Y, también, nuestra mirada sosegada se fijó en el paisaje de nuestra tierra y vio, por primera vez, la progresiva desaparición de los suelos fértiles que desde siempre nos proporcionaron alimento, ahora sumidos en el abandono de la agricultura local no precisamente por el cambio climático. Su imagen nos trajo al recuerdo de cómo se inició este proceso cuando, en la década de los años 60 del pasado siglo, los magnates nativos de las Islas y allegados pusieron su atención en los lucrativos beneficios que les reportaría el turismo extranjero. Así iniciaron la compra indiscriminada de suelos agrícolas, a muy bajo precio, para convertirlos en urbanizables alterando definitivamente los ecosistemas costeros. Y también recordamos , como era de esperar, la ruptura que este nuevo negocio significó para la mano de obra agraria atrayendo a los jóvenes y futuros agricultores que emprendieron el vuelo en aquella nueva dirección, dejando a un lado el aprendizaje que recibían de sus mayores para convertirse en camareros. Todo hoy olvidado, pero su efecto sigue también hoy en vigor, provocando el actual lavado de los suelos (ahora baldios) y el estancamiento o retroceso de la cultura agrícola que sufrimos por el escaso apoyo socio-político que recibe dejando de la mano al pequeño agricultor. Un proceso ahora agravado por un nuevo invasor: las grandes superficies internacionales importadoras de todo tipo de alimentos cultivados de forma mecanizada, allende los mares, sin el calor de nuestra tierra y de la mano y mirada de nuestra gente.

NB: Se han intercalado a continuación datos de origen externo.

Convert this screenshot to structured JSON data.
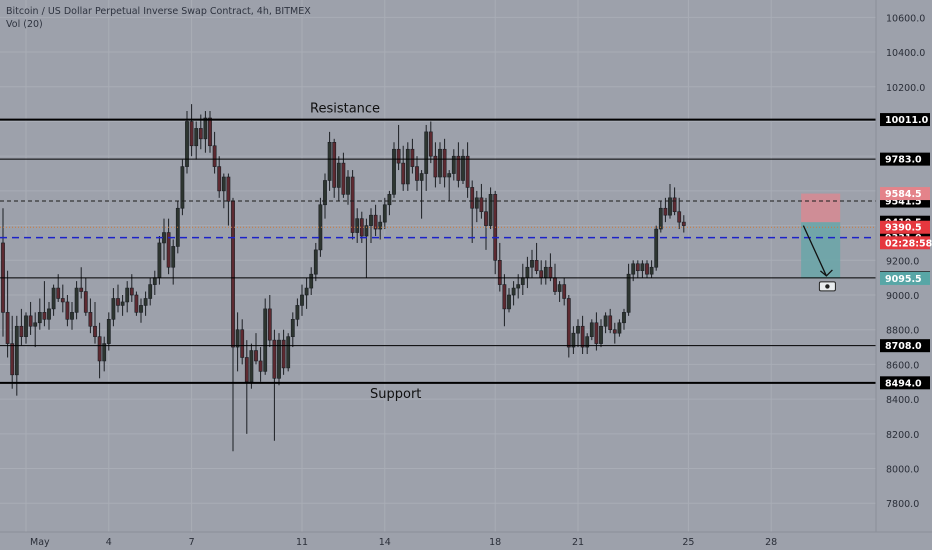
{
  "header": {
    "symbol_line": "Bitcoin / US Dollar Perpetual Inverse Swap Contract, 4h, BITMEX",
    "volume_label": "Vol (20)"
  },
  "colors": {
    "background": "#9da1ab",
    "grid": "#a9adb6",
    "candle_up": "#2d3530",
    "candle_down": "#5e2a31",
    "candle_outline": "#1b1e23",
    "level_line": "#000000",
    "dashed_black": "#1a1a1a",
    "dashed_blue": "#1c22c9",
    "dotted_orange": "#cf7a3a",
    "stop_zone": "#d88a92",
    "target_zone": "#6aa6a8",
    "label_black": "#000000",
    "label_red": "#e5373e",
    "label_blue": "#1f22e0",
    "label_pink": "#e4838a",
    "label_teal": "#58a6a6",
    "axis_text": "#2a2e38"
  },
  "annotations": {
    "resistance": "Resistance",
    "support": "Support"
  },
  "chart_data": {
    "type": "candlestick",
    "title": "Bitcoin / US Dollar Perpetual Inverse Swap Contract, 4h, BITMEX",
    "y_ticks": [
      7800,
      8000,
      8200,
      8400,
      8600,
      8800,
      9000,
      9200,
      9400,
      9600,
      9800,
      10000,
      10200,
      10400,
      10600
    ],
    "y_tick_labels": [
      "7800.0",
      "8000.0",
      "8200.0",
      "8400.0",
      "8600.0",
      "8800.0",
      "9000.0",
      "9200.0",
      "9400.0",
      "9600.0",
      "9800.0",
      "10000.0",
      "10200.0",
      "10400.0",
      "10600.0"
    ],
    "ylim": [
      7715,
      10700
    ],
    "x_ticks": [
      {
        "label": "May",
        "bar": 5
      },
      {
        "label": "4",
        "bar": 23
      },
      {
        "label": "7",
        "bar": 41
      },
      {
        "label": "11",
        "bar": 65
      },
      {
        "label": "14",
        "bar": 83
      },
      {
        "label": "18",
        "bar": 107
      },
      {
        "label": "21",
        "bar": 125
      },
      {
        "label": "25",
        "bar": 149
      },
      {
        "label": "28",
        "bar": 167
      }
    ],
    "horizontal_levels": [
      {
        "value": 10011.0,
        "label": "10011.0",
        "style": "solid-thick",
        "annotation": "Resistance"
      },
      {
        "value": 9783.0,
        "label": "9783.0",
        "style": "solid"
      },
      {
        "value": 9541.5,
        "label": "9541.5",
        "style": "dashed"
      },
      {
        "value": 9331.0,
        "label": "9331.0",
        "style": "dashed-blue"
      },
      {
        "value": 9099.0,
        "label": "9099.0",
        "style": "solid"
      },
      {
        "value": 8708.0,
        "label": "8708.0",
        "style": "solid"
      },
      {
        "value": 8494.0,
        "label": "8494.0",
        "style": "solid-thick",
        "annotation": "Support"
      }
    ],
    "price_labels": [
      {
        "value": 9584.5,
        "text": "9584.5",
        "style": "pink"
      },
      {
        "value": 9541.5,
        "text": "9541.5",
        "style": "black"
      },
      {
        "value": 9419.5,
        "text": "9419.5",
        "style": "black"
      },
      {
        "value": 9390.5,
        "text": "9390.5",
        "style": "red"
      },
      {
        "value": 9301.0,
        "text": "02:28:58",
        "style": "red"
      },
      {
        "value": 9331.0,
        "text": "9331.0",
        "style": "blue"
      },
      {
        "value": 9099.0,
        "text": "9099.0",
        "style": "black"
      },
      {
        "value": 9095.5,
        "text": "9095.5",
        "style": "teal"
      }
    ],
    "position": {
      "type": "short",
      "entry": 9419.5,
      "stop": 9584.5,
      "target": 9095.5,
      "start_bar": 173.5,
      "end_bar": 182
    },
    "projection": [
      {
        "bar": 174,
        "price": 9400
      },
      {
        "bar": 179,
        "price": 9110
      }
    ],
    "ohlc": [
      [
        9300,
        9500,
        8760,
        8900
      ],
      [
        8900,
        9140,
        8640,
        8720
      ],
      [
        8720,
        8880,
        8460,
        8540
      ],
      [
        8540,
        8880,
        8420,
        8820
      ],
      [
        8820,
        8920,
        8710,
        8760
      ],
      [
        8760,
        8900,
        8720,
        8880
      ],
      [
        8880,
        8960,
        8770,
        8820
      ],
      [
        8820,
        8900,
        8700,
        8840
      ],
      [
        8840,
        8980,
        8800,
        8900
      ],
      [
        8900,
        9080,
        8820,
        8860
      ],
      [
        8860,
        8960,
        8800,
        8920
      ],
      [
        8920,
        9060,
        8880,
        9040
      ],
      [
        9040,
        9120,
        8960,
        8980
      ],
      [
        8980,
        9060,
        8900,
        8960
      ],
      [
        8960,
        9000,
        8820,
        8860
      ],
      [
        8860,
        8960,
        8800,
        8900
      ],
      [
        8900,
        9080,
        8860,
        9040
      ],
      [
        9040,
        9160,
        8980,
        9020
      ],
      [
        9020,
        9100,
        8880,
        8900
      ],
      [
        8900,
        8980,
        8780,
        8820
      ],
      [
        8820,
        8960,
        8720,
        8760
      ],
      [
        8760,
        8840,
        8520,
        8620
      ],
      [
        8620,
        8760,
        8560,
        8720
      ],
      [
        8720,
        8900,
        8680,
        8860
      ],
      [
        8860,
        9040,
        8820,
        8980
      ],
      [
        8980,
        9060,
        8900,
        8940
      ],
      [
        8940,
        9000,
        8880,
        8960
      ],
      [
        8960,
        9080,
        8900,
        9040
      ],
      [
        9040,
        9120,
        8960,
        9000
      ],
      [
        9000,
        9020,
        8880,
        8900
      ],
      [
        8900,
        8980,
        8840,
        8940
      ],
      [
        8940,
        9020,
        8880,
        8980
      ],
      [
        8980,
        9100,
        8940,
        9060
      ],
      [
        9060,
        9140,
        9000,
        9100
      ],
      [
        9100,
        9340,
        9060,
        9300
      ],
      [
        9300,
        9440,
        9200,
        9360
      ],
      [
        9360,
        9440,
        9120,
        9160
      ],
      [
        9160,
        9320,
        9060,
        9280
      ],
      [
        9280,
        9540,
        9240,
        9500
      ],
      [
        9500,
        9780,
        9460,
        9740
      ],
      [
        9740,
        10060,
        9700,
        10000
      ],
      [
        10000,
        10100,
        9800,
        9860
      ],
      [
        9860,
        10000,
        9780,
        9960
      ],
      [
        9960,
        10040,
        9840,
        9900
      ],
      [
        9900,
        10060,
        9820,
        10020
      ],
      [
        10020,
        10060,
        9820,
        9860
      ],
      [
        9860,
        9940,
        9700,
        9740
      ],
      [
        9740,
        9800,
        9560,
        9600
      ],
      [
        9600,
        9700,
        9500,
        9680
      ],
      [
        9680,
        9700,
        9400,
        9540
      ],
      [
        9540,
        9560,
        8100,
        8700
      ],
      [
        8700,
        8900,
        8560,
        8800
      ],
      [
        8800,
        8860,
        8600,
        8640
      ],
      [
        8640,
        8740,
        8200,
        8500
      ],
      [
        8500,
        8720,
        8460,
        8680
      ],
      [
        8680,
        8780,
        8600,
        8620
      ],
      [
        8620,
        8700,
        8500,
        8560
      ],
      [
        8560,
        8980,
        8540,
        8920
      ],
      [
        8920,
        9000,
        8700,
        8740
      ],
      [
        8740,
        8800,
        8160,
        8520
      ],
      [
        8520,
        8780,
        8480,
        8740
      ],
      [
        8740,
        8800,
        8540,
        8580
      ],
      [
        8580,
        8780,
        8560,
        8760
      ],
      [
        8760,
        8900,
        8700,
        8860
      ],
      [
        8860,
        8980,
        8820,
        8940
      ],
      [
        8940,
        9060,
        8880,
        9000
      ],
      [
        9000,
        9100,
        8920,
        9040
      ],
      [
        9040,
        9160,
        9000,
        9120
      ],
      [
        9120,
        9300,
        9080,
        9260
      ],
      [
        9260,
        9560,
        9220,
        9520
      ],
      [
        9520,
        9700,
        9440,
        9660
      ],
      [
        9660,
        9940,
        9600,
        9880
      ],
      [
        9880,
        9900,
        9560,
        9620
      ],
      [
        9620,
        9800,
        9540,
        9760
      ],
      [
        9760,
        9820,
        9560,
        9580
      ],
      [
        9580,
        9720,
        9520,
        9680
      ],
      [
        9680,
        9720,
        9320,
        9360
      ],
      [
        9360,
        9500,
        9300,
        9440
      ],
      [
        9440,
        9480,
        9300,
        9340
      ],
      [
        9340,
        9440,
        9100,
        9400
      ],
      [
        9400,
        9500,
        9300,
        9460
      ],
      [
        9460,
        9520,
        9340,
        9380
      ],
      [
        9380,
        9460,
        9320,
        9420
      ],
      [
        9420,
        9560,
        9380,
        9520
      ],
      [
        9520,
        9600,
        9460,
        9580
      ],
      [
        9580,
        9880,
        9560,
        9840
      ],
      [
        9840,
        9980,
        9720,
        9760
      ],
      [
        9760,
        9860,
        9600,
        9640
      ],
      [
        9640,
        9880,
        9600,
        9840
      ],
      [
        9840,
        9900,
        9700,
        9740
      ],
      [
        9740,
        9800,
        9600,
        9660
      ],
      [
        9660,
        9720,
        9440,
        9700
      ],
      [
        9700,
        9980,
        9600,
        9940
      ],
      [
        9940,
        10000,
        9760,
        9800
      ],
      [
        9800,
        9880,
        9620,
        9680
      ],
      [
        9680,
        9880,
        9640,
        9840
      ],
      [
        9840,
        9900,
        9620,
        9680
      ],
      [
        9680,
        9720,
        9540,
        9700
      ],
      [
        9700,
        9840,
        9660,
        9800
      ],
      [
        9800,
        9880,
        9620,
        9660
      ],
      [
        9660,
        9840,
        9640,
        9800
      ],
      [
        9800,
        9880,
        9560,
        9620
      ],
      [
        9620,
        9660,
        9300,
        9500
      ],
      [
        9500,
        9600,
        9420,
        9560
      ],
      [
        9560,
        9640,
        9440,
        9480
      ],
      [
        9480,
        9560,
        9260,
        9400
      ],
      [
        9400,
        9620,
        9380,
        9580
      ],
      [
        9580,
        9600,
        9120,
        9200
      ],
      [
        9200,
        9300,
        9020,
        9060
      ],
      [
        9060,
        9120,
        8820,
        8920
      ],
      [
        8920,
        9040,
        8900,
        9000
      ],
      [
        9000,
        9080,
        8940,
        9040
      ],
      [
        9040,
        9120,
        8980,
        9060
      ],
      [
        9060,
        9180,
        9000,
        9100
      ],
      [
        9100,
        9220,
        9040,
        9160
      ],
      [
        9160,
        9260,
        9100,
        9200
      ],
      [
        9200,
        9300,
        9120,
        9140
      ],
      [
        9140,
        9200,
        9060,
        9100
      ],
      [
        9100,
        9200,
        9060,
        9160
      ],
      [
        9160,
        9240,
        9080,
        9100
      ],
      [
        9100,
        9180,
        9000,
        9020
      ],
      [
        9020,
        9080,
        8960,
        9060
      ],
      [
        9060,
        9100,
        8940,
        8980
      ],
      [
        8980,
        9000,
        8640,
        8700
      ],
      [
        8700,
        8820,
        8660,
        8780
      ],
      [
        8780,
        8860,
        8700,
        8820
      ],
      [
        8820,
        8880,
        8660,
        8700
      ],
      [
        8700,
        8780,
        8660,
        8760
      ],
      [
        8760,
        8860,
        8740,
        8840
      ],
      [
        8840,
        8900,
        8680,
        8720
      ],
      [
        8720,
        8860,
        8700,
        8820
      ],
      [
        8820,
        8900,
        8780,
        8880
      ],
      [
        8880,
        8920,
        8780,
        8800
      ],
      [
        8800,
        8840,
        8720,
        8780
      ],
      [
        8780,
        8860,
        8760,
        8840
      ],
      [
        8840,
        8920,
        8800,
        8900
      ],
      [
        8900,
        9180,
        8880,
        9120
      ],
      [
        9120,
        9200,
        9080,
        9180
      ],
      [
        9180,
        9200,
        9100,
        9140
      ],
      [
        9140,
        9200,
        9100,
        9180
      ],
      [
        9180,
        9200,
        9100,
        9120
      ],
      [
        9120,
        9200,
        9100,
        9160
      ],
      [
        9160,
        9400,
        9140,
        9380
      ],
      [
        9380,
        9540,
        9360,
        9500
      ],
      [
        9500,
        9560,
        9420,
        9460
      ],
      [
        9460,
        9640,
        9440,
        9560
      ],
      [
        9560,
        9620,
        9460,
        9480
      ],
      [
        9480,
        9560,
        9380,
        9420
      ],
      [
        9420,
        9460,
        9360,
        9400
      ]
    ]
  }
}
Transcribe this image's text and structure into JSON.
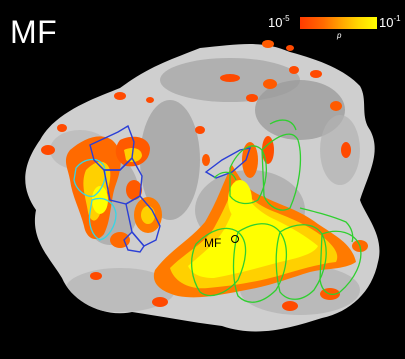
{
  "figure": {
    "title": "MF",
    "roi_label": "MF"
  },
  "colorbar": {
    "min_base": "10",
    "min_exp": "-5",
    "max_base": "10",
    "max_exp": "-1",
    "variable": "p",
    "colors": [
      "#ff3b00",
      "#ff6a00",
      "#ffa800",
      "#ffd600",
      "#ffff00"
    ]
  },
  "colors": {
    "background": "#000000",
    "cortex_light": "#d4d4d4",
    "cortex_dark": "#9a9a9a",
    "roi_blue": "#2b3fd6",
    "roi_cyan": "#35d6e6",
    "roi_green": "#2fcf2f"
  }
}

Esta Pandemia, en definitiva, nos ha traído un mensaje: la reivindicación de nuestra verdadera identidad y la oportunidad que ahora tenemos de rescatarla y disfrutarla. Identidad como un todo planetario, como un ente único cuya base o fundamento es la libertad, solidaridad y paz, que adquiere las tonalidades propias en cada territorio, en cada país, con las características y tradiciones culturales surgidas en cada lugar a tenor de la ineludible interconexión entre las especificidades de cada rincón de La Tierra y de los seres humanos que en ellos habitan.

¡Que no olvidemos! ¡ Que para recordar lo que somos no tengamos que recaer en una nueva crisis a través del dolor!